Suponho que cada um de nós tenha seus próprios candidatos para livros que nos mudaram e nos ensinaram a ver o mundo de maneira um pouco diferente.

Minha escolha seria a Hagadá, o livro que os judeus em todo o mundo estarão lendo em Pêssach, a história do Livro de Shemot que relata como nossos ancestrais, há 33 séculos, foram libertados da escravidão e começaram aquilo que Nelson Mandela chamou de "a longa caminhada para a liberdade". Obviamente, não apenas o lemos, nós o revivemos, comendo o pão ázimo da aflição e as ervas amargas da opressão, e tudo isso tem início com perguntas feitas por uma criança.

E embora pensemos nela como uma história judaica, foi adotada por outros como sua. Quando os americanos conseguiram conquistar sua liberdade dos ingleses, Thomas Jefferson comparou-a ao Êxodo. Quando os afro-americanos marcharam pela liberdade, cantaram as palavras de Moshê: "Deixe meu povo ir." É uma das grandes narrativas de esperança e realmente ajudou a mudar o mundo.
Por quê?

Porque foi a primeira vez que a religião entrou na situação humana como uma voz revolucionária.
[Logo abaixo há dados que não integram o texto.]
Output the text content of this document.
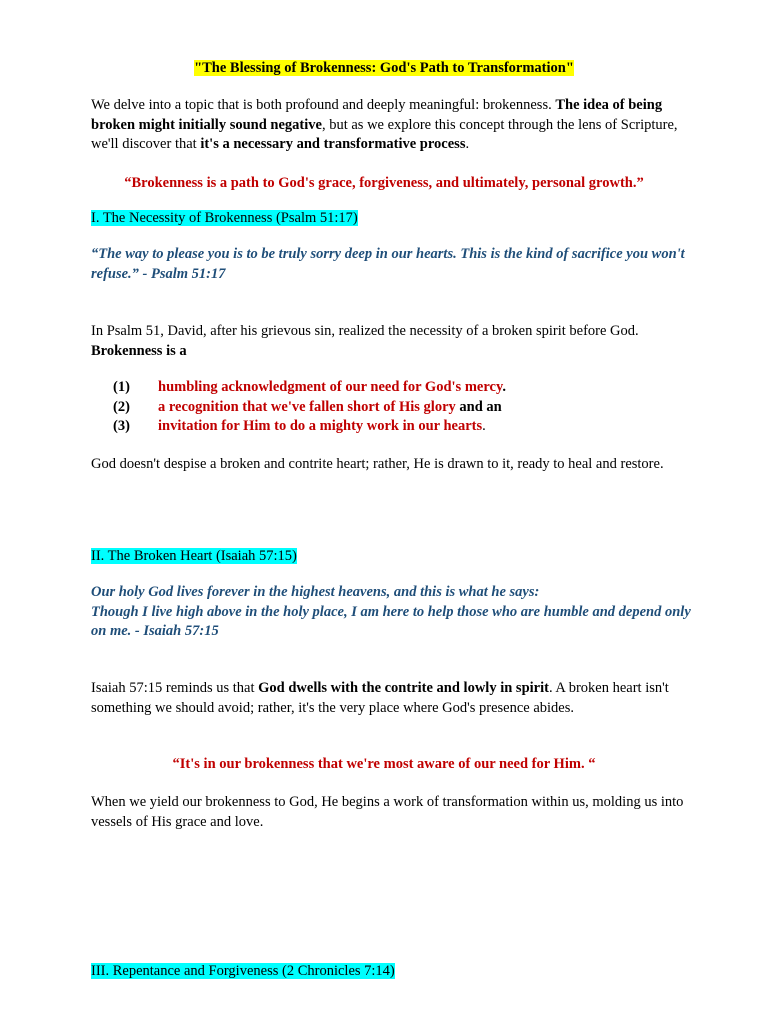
"The Blessing of Brokenness: God's Path to Transformation"

We delve into a topic that is both profound and deeply meaningful: brokenness. The idea of being broken might initially sound negative, but as we explore this concept through the lens of Scripture, we'll discover that it's a necessary and transformative process.

“Brokenness is a path to God's grace, forgiveness, and ultimately, personal growth.”

I. The Necessity of Brokenness (Psalm 51:17)

“The way to please you is to be truly sorry deep in our hearts. This is the kind of sacrifice you won't refuse.” - Psalm 51:17

In Psalm 51, David, after his grievous sin, realized the necessity of a broken spirit before God. Brokenness is a

(1)	humbling acknowledgment of our need for God's mercy.
(2)	a recognition that we've fallen short of His glory and an
(3)	invitation for Him to do a mighty work in our hearts.

God doesn't despise a broken and contrite heart; rather, He is drawn to it, ready to heal and restore.

II. The Broken Heart (Isaiah 57:15)

Our holy God lives forever in the highest heavens, and this is what he says:
Though I live high above in the holy place, I am here to help those who are humble and depend only on me. - Isaiah 57:15

Isaiah 57:15 reminds us that God dwells with the contrite and lowly in spirit. A broken heart isn't something we should avoid; rather, it's the very place where God's presence abides.

“It's in our brokenness that we're most aware of our need for Him. “

When we yield our brokenness to God, He begins a work of transformation within us, molding us into vessels of His grace and love.

III. Repentance and Forgiveness (2 Chronicles 7:14)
As religiões do mundo antigo, como seus substitutos seculares de hoje, eram justificativas do status quo. Explicavam por que os ricos e poderosos tinham de ser ricos e poderosos. O Êxodo disse o contrário. O poder supremo entra na história para resgatar os indefesos. O D'us de toda a humanidade nos pede para garantirmos liberdade e dignidade para todos os seres humanos. Acima de tudo Ele nos ordena a amar o estrangeiro, porque nossos ancestrais certa vez foram estrangeiros numa terra que não era a deles.

O que me assombra neste Pêssach é como a humanidade está se saindo mal no Século XXI. A religião ainda hoje está sendo usada como uma desculpa para a violência e derramamento de sangue. Mesquitas, sinagogas, templos hindus e santuários budistas ainda são atacados. As pessoas ainda odeiam em nome do D'us do amor, matam em nome do D'us da vida, e praticam a crueldade em nome do D'us da compaixão. Pergunto-me se o próprio D'us não chora ao ver as maldades cometidas em Seu Nome.

Pêssach tem início com estas palavras: "Este é o pão da aflição que nossos ancestrais comeram no Egito. Venham todos que estão famintos e comam."

A liberdade começa quando partilhamos nosso pão com outros. Uma história simples, porém ainda com o poder de mudar o mundo.